Factory teams will however be granted the allowance of being able to use their own software systems, but only if they also agree to run on 20, rather than 24, litres of fuel for each race.

The FIM stressed however that the changes will only become law at the successful conclusion of negotiations between Dorna and the manufacturers over the supply of prototype chassis and engines.

The announcement comes after months of debate about the sport's future.

Honda threatened it could quit should the introduction of 2013's optional ECU system pave the way for a mandatory policy.

Click here to read what MotoGP's ECU row could mean for the sport's future

The impasse has effectively been solved by the decision to allow the factory teams to use their own software systems at the expense of four litres of fuel.

In addition to that change, factory teams will only be permitted the use of five engines over one season, compared to 12 engines for every other team. Engine development will be frozen during the season.

With Suzuki being heavily linked with a 2014 return, the FIM also confirmed that a new factory outfit would be allowed nine engines in its first season.

Dorna chief Carmelo Ezpeleta said he expected a deal for the factory teams to supply prototype machinery at a set cost, as reported by AUTOSPORT last month, to be imminent.

The FIM has set a deadline of the first race of 2013, effectively 31 March, for contract talks to be concluded. Should they fail, spec ECU systems are not certain be written into the sport's regulations.

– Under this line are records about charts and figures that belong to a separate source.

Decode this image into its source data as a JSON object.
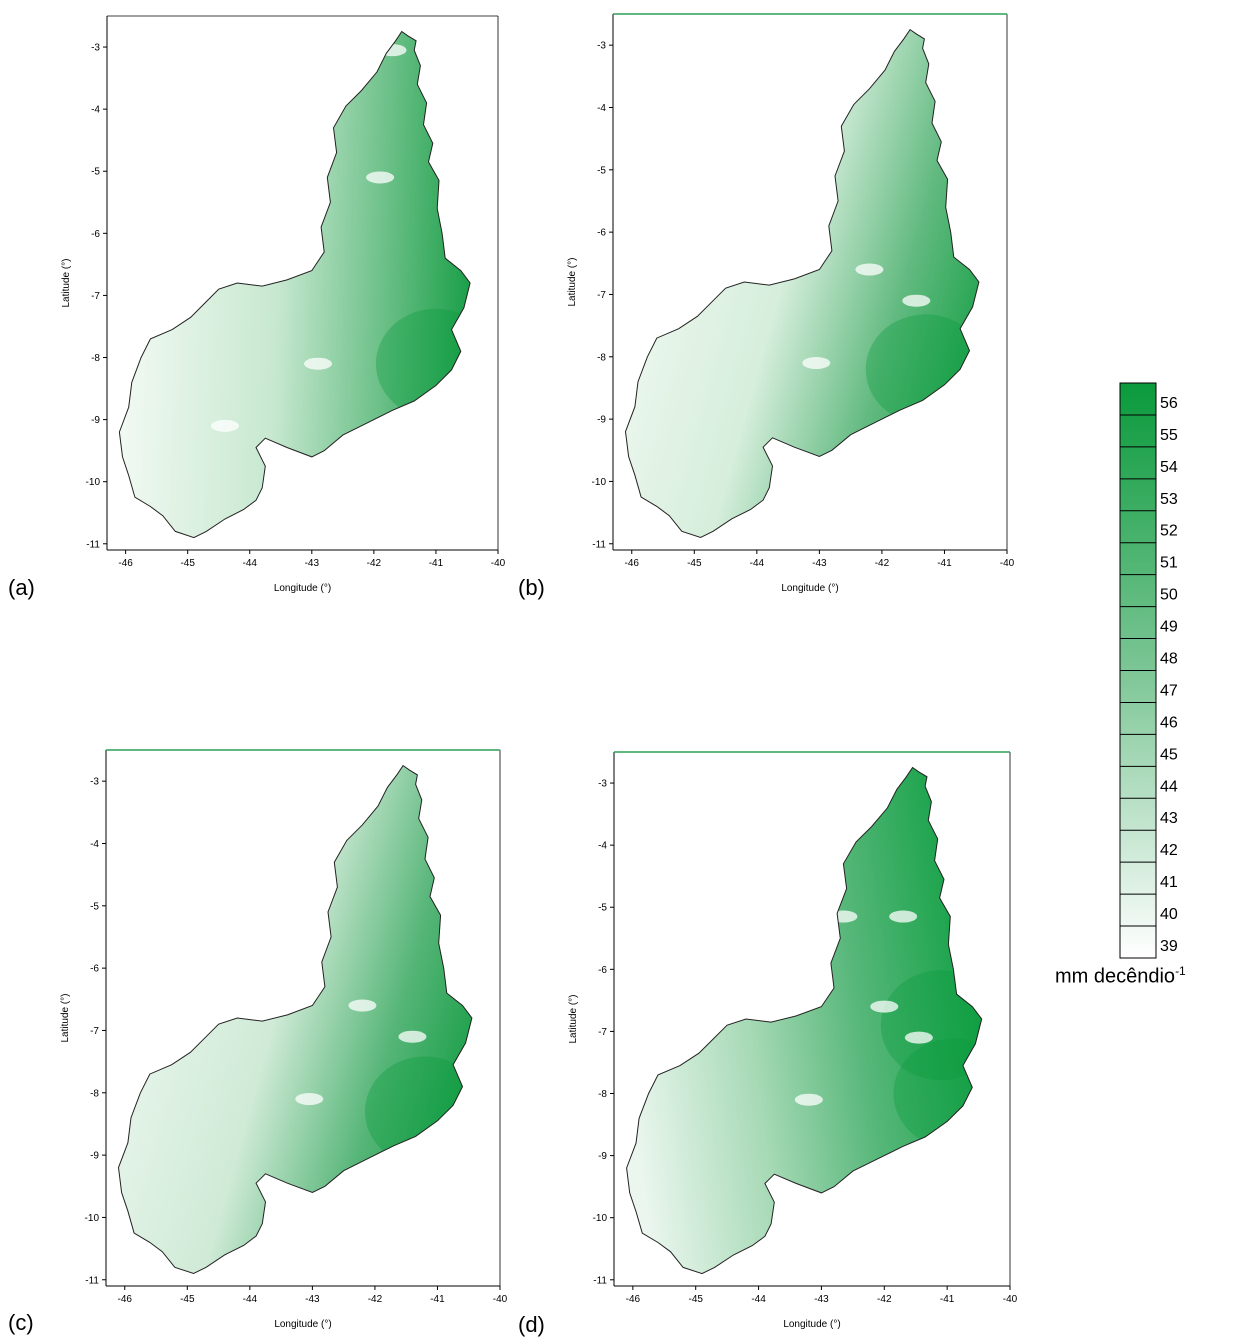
{
  "panels": [
    {
      "letter": "(a)",
      "gradient": "a"
    },
    {
      "letter": "(b)",
      "gradient": "b"
    },
    {
      "letter": "(c)",
      "gradient": "c"
    },
    {
      "letter": "(d)",
      "gradient": "d"
    }
  ],
  "axes": {
    "xlabel": "Longitude (°)",
    "ylabel": "Latitude (°)",
    "x_ticks": [
      "-46",
      "-45",
      "-44",
      "-43",
      "-42",
      "-41",
      "-40"
    ],
    "y_ticks": [
      "-3",
      "-4",
      "-5",
      "-6",
      "-7",
      "-8",
      "-9",
      "-10",
      "-11"
    ]
  },
  "legend": {
    "levels": [
      "56",
      "55",
      "54",
      "53",
      "52",
      "51",
      "50",
      "49",
      "48",
      "47",
      "46",
      "45",
      "44",
      "43",
      "42",
      "41",
      "40",
      "39"
    ],
    "unit_text": "mm decêndio",
    "unit_exponent": "-1",
    "color_high": "#0a9a3c",
    "color_low": "#ffffff"
  }
}
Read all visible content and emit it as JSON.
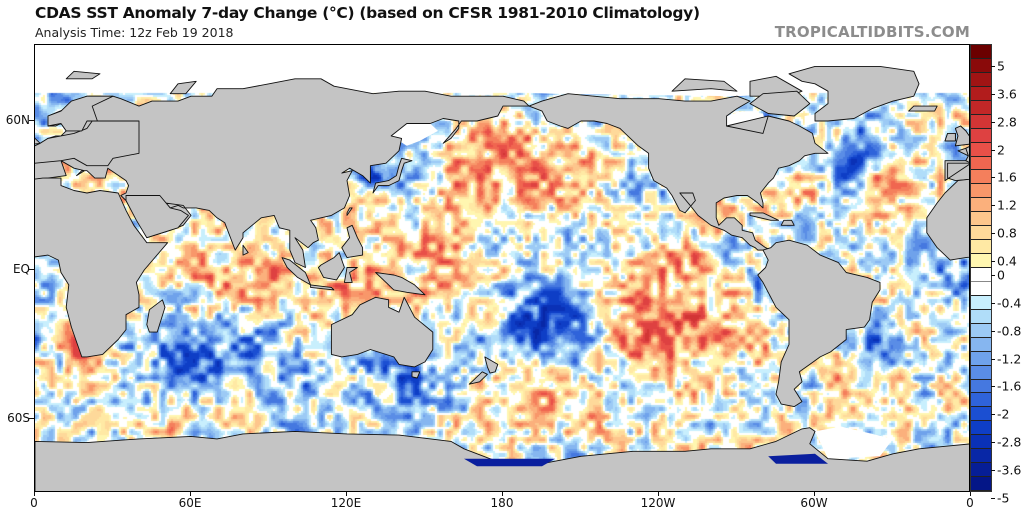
{
  "header": {
    "title": "CDAS SST Anomaly 7-day Change (°C) (based on CFSR 1981-2010 Climatology)",
    "analysis_time": "Analysis Time: 12z Feb 19 2018",
    "brand": "TROPICALTIDBITS.COM"
  },
  "map": {
    "variable": "SST anomaly 7-day change",
    "units": "°C",
    "projection": "cylindrical equidistant, 0–360 longitude",
    "land_color": "#c4c4c4",
    "sea_ice_color": "#ffffff",
    "x_axis_labels": [
      "0",
      "60E",
      "120E",
      "180",
      "120W",
      "60W",
      "0"
    ],
    "y_axis_labels": [
      "60N",
      "EQ",
      "60S"
    ]
  },
  "colorbar": {
    "labels": [
      "5",
      "3.6",
      "2.8",
      "2",
      "1.6",
      "1.2",
      "0.8",
      "0.4",
      "0",
      "-0.4",
      "-0.8",
      "-1.2",
      "-1.6",
      "-2",
      "-2.8",
      "-3.6",
      "-5"
    ],
    "colors": [
      "#6b0000",
      "#8a0a0a",
      "#a01414",
      "#b21c1c",
      "#c22727",
      "#d23535",
      "#de4141",
      "#e85048",
      "#f06650",
      "#f47f5c",
      "#f8976a",
      "#fbb07c",
      "#fdc68c",
      "#fed99a",
      "#ffe9a4",
      "#fff6b0",
      "#ffffff",
      "#ffffff",
      "#c8effd",
      "#b0ddf9",
      "#9ccaf5",
      "#86b6f0",
      "#6fa2eb",
      "#5a8de6",
      "#4578e0",
      "#2f63da",
      "#1b4fd2",
      "#0e3ec6",
      "#0a31b6",
      "#0827a6",
      "#061e96",
      "#041687"
    ]
  }
}
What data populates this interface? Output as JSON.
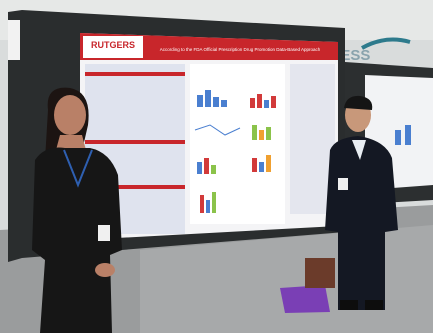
{
  "poster": {
    "logo": "RUTGERS",
    "title": "According to the FDA Official Prescription Drug Promotion Data-Based Approach"
  },
  "background": {
    "banner": "PRESS"
  }
}
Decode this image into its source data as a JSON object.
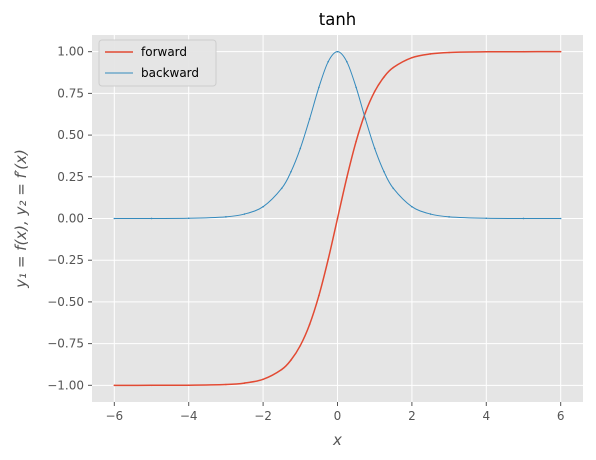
{
  "chart_data": {
    "type": "line",
    "title": "tanh",
    "xlabel": "x",
    "ylabel": "y₁ = f(x), y₂ = f′(x)",
    "xlim": [
      -6.6,
      6.6
    ],
    "ylim": [
      -1.1,
      1.1
    ],
    "xticks": [
      -6,
      -4,
      -2,
      0,
      2,
      4,
      6
    ],
    "xtick_labels": [
      "−6",
      "−4",
      "−2",
      "0",
      "2",
      "4",
      "6"
    ],
    "yticks": [
      -1.0,
      -0.75,
      -0.5,
      -0.25,
      0.0,
      0.25,
      0.5,
      0.75,
      1.0
    ],
    "ytick_labels": [
      "−1.00",
      "−0.75",
      "−0.50",
      "−0.25",
      "0.00",
      "0.25",
      "0.50",
      "0.75",
      "1.00"
    ],
    "grid": true,
    "legend_position": "top-left",
    "x": [
      -6,
      -5,
      -4,
      -3,
      -2.5,
      -2,
      -1.5,
      -1.25,
      -1,
      -0.75,
      -0.5,
      -0.25,
      0,
      0.25,
      0.5,
      0.75,
      1,
      1.25,
      1.5,
      2,
      2.5,
      3,
      4,
      5,
      6
    ],
    "series": [
      {
        "name": "forward",
        "color": "#E24A33",
        "values": [
          -1.0,
          -0.9999,
          -0.9993,
          -0.9951,
          -0.9866,
          -0.964,
          -0.9051,
          -0.8483,
          -0.7616,
          -0.6351,
          -0.4621,
          -0.2449,
          0.0,
          0.2449,
          0.4621,
          0.6351,
          0.7616,
          0.8483,
          0.9051,
          0.964,
          0.9866,
          0.9951,
          0.9993,
          0.9999,
          1.0
        ]
      },
      {
        "name": "backward",
        "color": "#348ABD",
        "values": [
          0.0,
          0.0002,
          0.0013,
          0.0099,
          0.0266,
          0.0707,
          0.1807,
          0.2804,
          0.42,
          0.5967,
          0.7864,
          0.94,
          1.0,
          0.94,
          0.7864,
          0.5967,
          0.42,
          0.2804,
          0.1807,
          0.0707,
          0.0266,
          0.0099,
          0.0013,
          0.0002,
          0.0
        ]
      }
    ],
    "colors": {
      "plot_background": "#E5E5E5",
      "grid": "#FFFFFF",
      "tick_label": "#555555"
    }
  }
}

"We'll do a commercial deal with the manufacturers to have satellite bikes leased for a maximum price of 1.5 million Euros," Ezpeleta told Gazzetta dello Sport.

"Purchasing the bikes for others will cost 1 million instead: Honda has already agreed, probably Yamaha will do so too and Ducati is welcome to as well.

"I'll ask each manufacturer for the bikes, based on teams' requests, while I'll directly guarantee for the payments."

Alongside the MotoGP changes, the FIM announced that Moto2 will now operate a minimum weight of 215kg for bike and rider. The current regulations impose only a minimum bike weight.